B/c It's always useful to know the nature of the game you're playing, so you can see how the rules of the game might change in different situations, rather than blindly following common sense i.e. big memes without a mind.

Take useless “governance tokens” in DeFi as an example. Those don't even pretend to be ownership shares and don't offer any income or dividends. People often joke about them, but the price is not zero. Why?

B/c They inherit the same social protocol as growth stocks, but have no real benefit to shareholders. As long as mkt participants all agree to the arbitrary meme of "token price x total supply = protocol value", the token will behave like a stock.

As before, in what is essentially a horse game, your earnings come from other mkt participants, not the economic value generated by the protocol itself.

So when you bet on a governance token that has no utility, you are implicitly betting that our collective valuation meme will persist, even if it has little basis in reality.

Powerful memes, whether based in reality or not, can indeed last a long time and serve a useful function of maintaining social (or market) order. I can't see anything wrong.

Many communities around the world still believe that God is an angry old man who will not let any wrongdoing go unpunished, but who still loves you in some way. You might question the authenticity of this meme. But you can't deny that it holds many societies together very well.

Nonetheless, it seems reasonable to assume that valuation memes with some basis in reality tend to be more durable than those without.

If the "token price x total supply = value of the protocol" relationship is to become stronger than the fiction of the collective imagination, developers really should be doing something to create a positive connection, by the way the left and right side equations.

It can take the form of profit sharing with token holders, similar to a dividend, but it doesn't have to be.
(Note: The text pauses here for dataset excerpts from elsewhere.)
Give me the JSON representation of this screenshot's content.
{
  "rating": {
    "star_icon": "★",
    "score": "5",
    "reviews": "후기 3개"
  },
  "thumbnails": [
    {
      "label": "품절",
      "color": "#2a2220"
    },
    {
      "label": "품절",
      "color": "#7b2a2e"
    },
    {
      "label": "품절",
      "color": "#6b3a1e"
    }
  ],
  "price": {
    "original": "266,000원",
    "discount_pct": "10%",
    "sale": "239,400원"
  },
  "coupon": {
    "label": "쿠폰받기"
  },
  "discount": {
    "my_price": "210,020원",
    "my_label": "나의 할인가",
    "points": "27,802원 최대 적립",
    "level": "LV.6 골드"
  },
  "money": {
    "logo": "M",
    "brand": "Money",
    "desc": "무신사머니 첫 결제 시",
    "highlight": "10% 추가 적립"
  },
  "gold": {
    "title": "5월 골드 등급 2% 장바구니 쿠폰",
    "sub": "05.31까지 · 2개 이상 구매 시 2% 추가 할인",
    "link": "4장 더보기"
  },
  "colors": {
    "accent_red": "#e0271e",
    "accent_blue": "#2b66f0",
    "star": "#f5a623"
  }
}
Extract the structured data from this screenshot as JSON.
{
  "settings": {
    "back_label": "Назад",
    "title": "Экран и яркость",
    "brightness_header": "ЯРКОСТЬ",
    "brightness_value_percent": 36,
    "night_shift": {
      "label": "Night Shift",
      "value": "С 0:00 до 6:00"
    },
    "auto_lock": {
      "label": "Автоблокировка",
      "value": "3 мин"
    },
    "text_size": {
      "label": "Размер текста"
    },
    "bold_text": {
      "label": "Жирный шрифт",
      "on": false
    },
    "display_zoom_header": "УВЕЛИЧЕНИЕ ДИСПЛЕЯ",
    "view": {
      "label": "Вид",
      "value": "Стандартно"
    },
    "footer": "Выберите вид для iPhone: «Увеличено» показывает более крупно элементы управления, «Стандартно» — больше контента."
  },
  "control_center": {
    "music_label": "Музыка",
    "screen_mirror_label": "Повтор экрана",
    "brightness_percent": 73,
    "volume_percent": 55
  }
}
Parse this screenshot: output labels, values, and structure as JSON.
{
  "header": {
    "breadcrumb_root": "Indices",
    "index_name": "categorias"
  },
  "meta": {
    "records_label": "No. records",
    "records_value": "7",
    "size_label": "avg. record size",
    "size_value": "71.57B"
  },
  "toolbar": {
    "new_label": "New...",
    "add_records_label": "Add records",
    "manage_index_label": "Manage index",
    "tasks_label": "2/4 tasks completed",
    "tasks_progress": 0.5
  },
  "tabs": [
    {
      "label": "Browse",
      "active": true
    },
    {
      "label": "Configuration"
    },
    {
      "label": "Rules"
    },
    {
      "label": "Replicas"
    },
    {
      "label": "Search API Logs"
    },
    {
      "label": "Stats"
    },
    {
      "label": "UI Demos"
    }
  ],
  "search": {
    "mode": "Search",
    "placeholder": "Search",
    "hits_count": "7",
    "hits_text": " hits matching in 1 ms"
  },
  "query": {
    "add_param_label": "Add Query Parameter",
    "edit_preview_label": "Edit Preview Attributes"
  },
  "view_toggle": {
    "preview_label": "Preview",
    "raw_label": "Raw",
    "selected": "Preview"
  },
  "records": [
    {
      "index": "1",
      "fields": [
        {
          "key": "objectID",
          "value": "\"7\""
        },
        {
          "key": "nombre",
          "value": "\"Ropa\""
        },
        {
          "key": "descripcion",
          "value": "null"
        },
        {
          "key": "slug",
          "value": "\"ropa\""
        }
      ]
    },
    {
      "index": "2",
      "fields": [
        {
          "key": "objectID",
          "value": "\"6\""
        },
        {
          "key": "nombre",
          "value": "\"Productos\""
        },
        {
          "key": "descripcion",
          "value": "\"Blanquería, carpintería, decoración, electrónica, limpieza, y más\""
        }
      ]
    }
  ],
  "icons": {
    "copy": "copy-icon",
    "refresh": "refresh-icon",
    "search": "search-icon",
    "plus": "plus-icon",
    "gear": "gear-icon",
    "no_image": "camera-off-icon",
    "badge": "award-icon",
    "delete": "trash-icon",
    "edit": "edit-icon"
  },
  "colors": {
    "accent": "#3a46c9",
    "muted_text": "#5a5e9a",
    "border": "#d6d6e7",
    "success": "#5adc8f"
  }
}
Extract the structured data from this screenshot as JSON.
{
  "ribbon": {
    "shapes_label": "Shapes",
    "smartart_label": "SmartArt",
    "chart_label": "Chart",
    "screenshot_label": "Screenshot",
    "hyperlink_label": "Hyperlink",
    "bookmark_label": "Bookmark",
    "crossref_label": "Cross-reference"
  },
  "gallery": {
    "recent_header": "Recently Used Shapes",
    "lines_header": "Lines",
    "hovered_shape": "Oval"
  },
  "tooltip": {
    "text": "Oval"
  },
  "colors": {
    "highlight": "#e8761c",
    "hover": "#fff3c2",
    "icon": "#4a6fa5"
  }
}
In fact, the easiest way might be to compile an emissions/flaring schedule that reflects the progress of the project.

Choose a relevant protocol KPI (Key Performance Indicator) - e.g. TVL, total txns processed, total relays performed, depending on the application - choose a measurement frequency and tie it to the available token supply.

Any lie or fiction is stronger and more enduring when it contains an element of truth. Asset valuation memes are no exception.